Weihenstephaner 1516 Kellerbier. The limited edition beer was released to celebrate the 500th anniversary of the universally loved Reinheitsgebot or German Beer Purity Law. This limited edition beer has been restricted to a few hundred million bottles and only sold in countries located on Earth so you’d better get in quick. As with all beers brewed under the original Reinheitsgebot of 1516, this beer contains only barley, hops and water. How they’ve managed to brew a beer this good without the use of yeast is a marvel of modern (or ancient) science. While I’m sure it would have been easier to use yeast, this beer celebrates the Reinheitsgebot of 500 years ago, a time when men were Herrs and yeast was heresy. This is not some airy fairy 1857 Kellerbeir.
Anyone who recognises that the modern world has lost its way. Let’s face it, wouldn’t we all like to go back to a time where beer could not contain anything impure and infant mortality was like 30%. These days, beers can contain not only unnatural things like sugar, but such perversions as fruit, fining agents, spices, herbs and even some sort of magical invisible fungus! No thank you Brewdog! You’ll not see me drinking some disgusting fruity mushroom swill.

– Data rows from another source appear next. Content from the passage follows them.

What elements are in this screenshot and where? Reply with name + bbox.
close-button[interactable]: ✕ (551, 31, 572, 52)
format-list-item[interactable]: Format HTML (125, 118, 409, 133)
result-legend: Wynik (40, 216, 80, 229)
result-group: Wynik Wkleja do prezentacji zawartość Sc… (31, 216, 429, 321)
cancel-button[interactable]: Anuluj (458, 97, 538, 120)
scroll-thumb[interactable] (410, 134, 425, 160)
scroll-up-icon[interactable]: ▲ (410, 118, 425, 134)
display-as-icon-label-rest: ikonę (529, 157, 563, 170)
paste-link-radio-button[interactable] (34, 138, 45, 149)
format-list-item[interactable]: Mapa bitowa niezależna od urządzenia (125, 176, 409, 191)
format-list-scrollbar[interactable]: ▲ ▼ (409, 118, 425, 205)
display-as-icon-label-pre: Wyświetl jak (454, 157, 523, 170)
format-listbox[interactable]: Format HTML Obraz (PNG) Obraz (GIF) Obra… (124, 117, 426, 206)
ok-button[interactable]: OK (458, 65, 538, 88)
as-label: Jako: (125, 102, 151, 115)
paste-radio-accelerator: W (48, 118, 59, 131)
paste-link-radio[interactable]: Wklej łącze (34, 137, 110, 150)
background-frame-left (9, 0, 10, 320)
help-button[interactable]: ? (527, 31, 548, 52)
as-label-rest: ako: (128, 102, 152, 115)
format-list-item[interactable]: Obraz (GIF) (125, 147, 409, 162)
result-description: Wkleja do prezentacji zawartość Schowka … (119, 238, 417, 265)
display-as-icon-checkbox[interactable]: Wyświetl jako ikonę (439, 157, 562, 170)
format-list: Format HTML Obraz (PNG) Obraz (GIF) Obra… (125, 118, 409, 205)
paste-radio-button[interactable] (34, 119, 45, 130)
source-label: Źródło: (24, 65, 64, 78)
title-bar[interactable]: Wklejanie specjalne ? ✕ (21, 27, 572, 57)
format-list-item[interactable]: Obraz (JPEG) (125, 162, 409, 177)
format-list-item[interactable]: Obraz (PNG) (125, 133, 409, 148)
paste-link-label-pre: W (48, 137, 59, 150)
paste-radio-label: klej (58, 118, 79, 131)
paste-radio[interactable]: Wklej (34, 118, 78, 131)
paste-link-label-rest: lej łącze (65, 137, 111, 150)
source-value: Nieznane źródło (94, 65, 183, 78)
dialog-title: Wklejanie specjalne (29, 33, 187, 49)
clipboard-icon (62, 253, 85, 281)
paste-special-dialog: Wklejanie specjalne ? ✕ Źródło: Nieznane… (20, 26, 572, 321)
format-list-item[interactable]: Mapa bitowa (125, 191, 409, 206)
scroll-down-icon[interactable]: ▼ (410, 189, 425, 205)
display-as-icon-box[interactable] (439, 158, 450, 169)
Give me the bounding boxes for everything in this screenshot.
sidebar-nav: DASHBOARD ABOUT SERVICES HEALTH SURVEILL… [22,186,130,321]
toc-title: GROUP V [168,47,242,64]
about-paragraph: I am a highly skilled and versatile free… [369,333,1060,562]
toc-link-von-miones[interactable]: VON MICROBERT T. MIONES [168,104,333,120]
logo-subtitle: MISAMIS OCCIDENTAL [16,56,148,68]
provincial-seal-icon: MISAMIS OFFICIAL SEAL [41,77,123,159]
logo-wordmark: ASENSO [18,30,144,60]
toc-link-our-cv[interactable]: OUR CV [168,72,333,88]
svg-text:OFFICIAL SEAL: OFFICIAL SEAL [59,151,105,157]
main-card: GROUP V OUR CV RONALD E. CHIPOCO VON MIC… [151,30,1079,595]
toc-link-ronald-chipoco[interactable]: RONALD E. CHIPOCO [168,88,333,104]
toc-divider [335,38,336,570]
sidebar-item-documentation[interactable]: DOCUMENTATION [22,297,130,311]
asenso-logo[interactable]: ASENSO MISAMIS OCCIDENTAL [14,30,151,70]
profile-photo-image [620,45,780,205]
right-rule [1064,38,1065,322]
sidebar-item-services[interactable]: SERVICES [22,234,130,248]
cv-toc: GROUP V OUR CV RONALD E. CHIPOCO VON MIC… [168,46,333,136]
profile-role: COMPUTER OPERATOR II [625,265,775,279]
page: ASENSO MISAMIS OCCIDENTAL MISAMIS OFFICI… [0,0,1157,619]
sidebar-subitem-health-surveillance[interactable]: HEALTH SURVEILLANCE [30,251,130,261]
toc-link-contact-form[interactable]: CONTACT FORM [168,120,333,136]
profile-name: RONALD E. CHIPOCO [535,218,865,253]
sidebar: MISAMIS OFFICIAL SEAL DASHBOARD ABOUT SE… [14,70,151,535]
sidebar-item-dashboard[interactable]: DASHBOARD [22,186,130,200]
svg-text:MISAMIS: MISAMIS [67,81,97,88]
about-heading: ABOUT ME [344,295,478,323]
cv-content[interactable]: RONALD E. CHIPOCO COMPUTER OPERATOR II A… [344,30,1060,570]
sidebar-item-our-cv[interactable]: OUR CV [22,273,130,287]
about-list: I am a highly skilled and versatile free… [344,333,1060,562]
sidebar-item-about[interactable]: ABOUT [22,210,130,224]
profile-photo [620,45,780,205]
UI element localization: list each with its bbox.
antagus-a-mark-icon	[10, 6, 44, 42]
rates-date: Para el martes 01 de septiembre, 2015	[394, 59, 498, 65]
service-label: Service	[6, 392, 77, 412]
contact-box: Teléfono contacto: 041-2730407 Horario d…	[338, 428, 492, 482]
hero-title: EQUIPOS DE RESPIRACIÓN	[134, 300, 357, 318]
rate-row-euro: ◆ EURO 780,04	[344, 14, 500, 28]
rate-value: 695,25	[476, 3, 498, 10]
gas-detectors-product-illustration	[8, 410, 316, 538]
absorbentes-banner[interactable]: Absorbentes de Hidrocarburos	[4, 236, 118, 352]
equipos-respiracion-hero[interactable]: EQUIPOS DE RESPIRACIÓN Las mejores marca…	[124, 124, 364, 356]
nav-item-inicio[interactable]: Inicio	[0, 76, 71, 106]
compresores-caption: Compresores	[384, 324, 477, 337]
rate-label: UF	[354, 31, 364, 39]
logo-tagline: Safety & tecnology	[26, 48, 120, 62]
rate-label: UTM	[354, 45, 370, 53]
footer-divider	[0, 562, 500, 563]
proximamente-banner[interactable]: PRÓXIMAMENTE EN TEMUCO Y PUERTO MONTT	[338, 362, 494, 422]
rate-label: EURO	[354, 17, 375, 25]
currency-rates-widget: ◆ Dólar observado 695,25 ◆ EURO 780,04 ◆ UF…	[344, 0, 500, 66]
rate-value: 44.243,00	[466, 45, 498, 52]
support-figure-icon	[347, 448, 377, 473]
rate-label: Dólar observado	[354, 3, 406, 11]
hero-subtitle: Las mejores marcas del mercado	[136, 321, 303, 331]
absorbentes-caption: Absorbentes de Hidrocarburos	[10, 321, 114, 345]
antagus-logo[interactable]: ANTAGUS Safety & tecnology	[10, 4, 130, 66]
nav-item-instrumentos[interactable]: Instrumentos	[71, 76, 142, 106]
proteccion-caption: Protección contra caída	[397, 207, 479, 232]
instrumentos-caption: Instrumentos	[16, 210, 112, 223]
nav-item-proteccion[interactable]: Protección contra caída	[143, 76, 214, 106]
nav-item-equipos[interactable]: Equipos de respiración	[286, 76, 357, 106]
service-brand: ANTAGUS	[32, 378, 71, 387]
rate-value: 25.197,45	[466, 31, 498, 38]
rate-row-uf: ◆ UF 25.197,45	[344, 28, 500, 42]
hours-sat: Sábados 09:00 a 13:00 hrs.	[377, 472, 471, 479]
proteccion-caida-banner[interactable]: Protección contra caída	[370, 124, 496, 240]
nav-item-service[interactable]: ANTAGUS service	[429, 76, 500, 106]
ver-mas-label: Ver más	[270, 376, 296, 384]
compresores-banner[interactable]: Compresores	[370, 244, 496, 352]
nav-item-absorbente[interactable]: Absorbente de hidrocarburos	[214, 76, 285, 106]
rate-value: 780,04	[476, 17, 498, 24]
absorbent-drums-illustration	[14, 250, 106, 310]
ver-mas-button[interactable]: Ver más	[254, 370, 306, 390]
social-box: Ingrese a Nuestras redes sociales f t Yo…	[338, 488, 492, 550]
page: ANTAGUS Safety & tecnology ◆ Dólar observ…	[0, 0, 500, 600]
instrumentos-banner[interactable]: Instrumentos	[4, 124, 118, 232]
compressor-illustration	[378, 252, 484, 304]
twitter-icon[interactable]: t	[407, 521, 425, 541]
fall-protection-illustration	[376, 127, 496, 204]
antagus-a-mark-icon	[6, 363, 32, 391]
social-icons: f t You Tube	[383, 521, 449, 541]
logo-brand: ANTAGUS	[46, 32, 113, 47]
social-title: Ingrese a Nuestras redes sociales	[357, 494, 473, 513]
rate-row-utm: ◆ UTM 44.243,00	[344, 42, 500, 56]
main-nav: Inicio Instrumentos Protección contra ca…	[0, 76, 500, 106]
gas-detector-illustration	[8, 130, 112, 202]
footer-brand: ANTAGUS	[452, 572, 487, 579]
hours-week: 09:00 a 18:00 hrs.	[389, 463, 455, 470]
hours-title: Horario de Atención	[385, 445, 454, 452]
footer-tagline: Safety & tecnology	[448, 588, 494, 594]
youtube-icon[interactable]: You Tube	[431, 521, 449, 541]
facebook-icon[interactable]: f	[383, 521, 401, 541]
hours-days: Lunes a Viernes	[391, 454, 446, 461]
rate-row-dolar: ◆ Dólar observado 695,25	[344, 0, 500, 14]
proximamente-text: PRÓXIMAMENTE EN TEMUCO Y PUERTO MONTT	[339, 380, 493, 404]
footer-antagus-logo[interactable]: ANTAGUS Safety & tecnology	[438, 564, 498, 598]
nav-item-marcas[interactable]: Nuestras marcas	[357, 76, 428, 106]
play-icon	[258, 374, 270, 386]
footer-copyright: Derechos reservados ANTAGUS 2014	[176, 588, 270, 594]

The Reinheitsgebot is a law deeply steeped in tradition and is one of a handful to remain unchanged for five centuries. Except when it was changed to allow wheat or coriander to be added like 30 years later, or when it was changed so that you could be taxed on extra ingredients instead of having the beer confiscated, or when they added yeast to the list of allowed ingredients, or when it was changed to allow imported beer, or when it was changed to exempt top fermented beer and finings, or when it was changed to encompass the entirety of reunified Germany, or when it was changed to allow pure sugars or salts, or when it was changed to allow gluten-free beer to be labelled as beer despite not actually containing barley. But apart from that, the Reinheitsgebot is an immutable law that cannot be amended at the drop of a hat. So best take advantage of a little known part of the original decree to ensure you stock up at the right time of year to get the best bang for your buck:
From Michaelmas to Georgi, the price for one Mass or one Kopf, is not to exceed one Pfennig Munich value. From Georgi to Michaelmas, the Mass shall not be sold for more than two Pfennig of the same value, the Kopf not more than three Heller.
You’re in luck then – if you head out to your nearest local multinational liquor wholesaler to pick up akopf of 1516 Kellerbier within the next couple of weeks, you’ll be able to snag it for the low low price of one Pfennig Munich value. You can bet your bottom Pfennig Munich value they’ll pump that price up to three Heller at 12:01am on the 7th of May, mark my words.
Given the expensive and difficult process of making glass in the 16th century you’re probably going to want to fashion yourself some sort of wooden tankard. It also goes best with some quality gút schweinebraten and pomerantzen salat.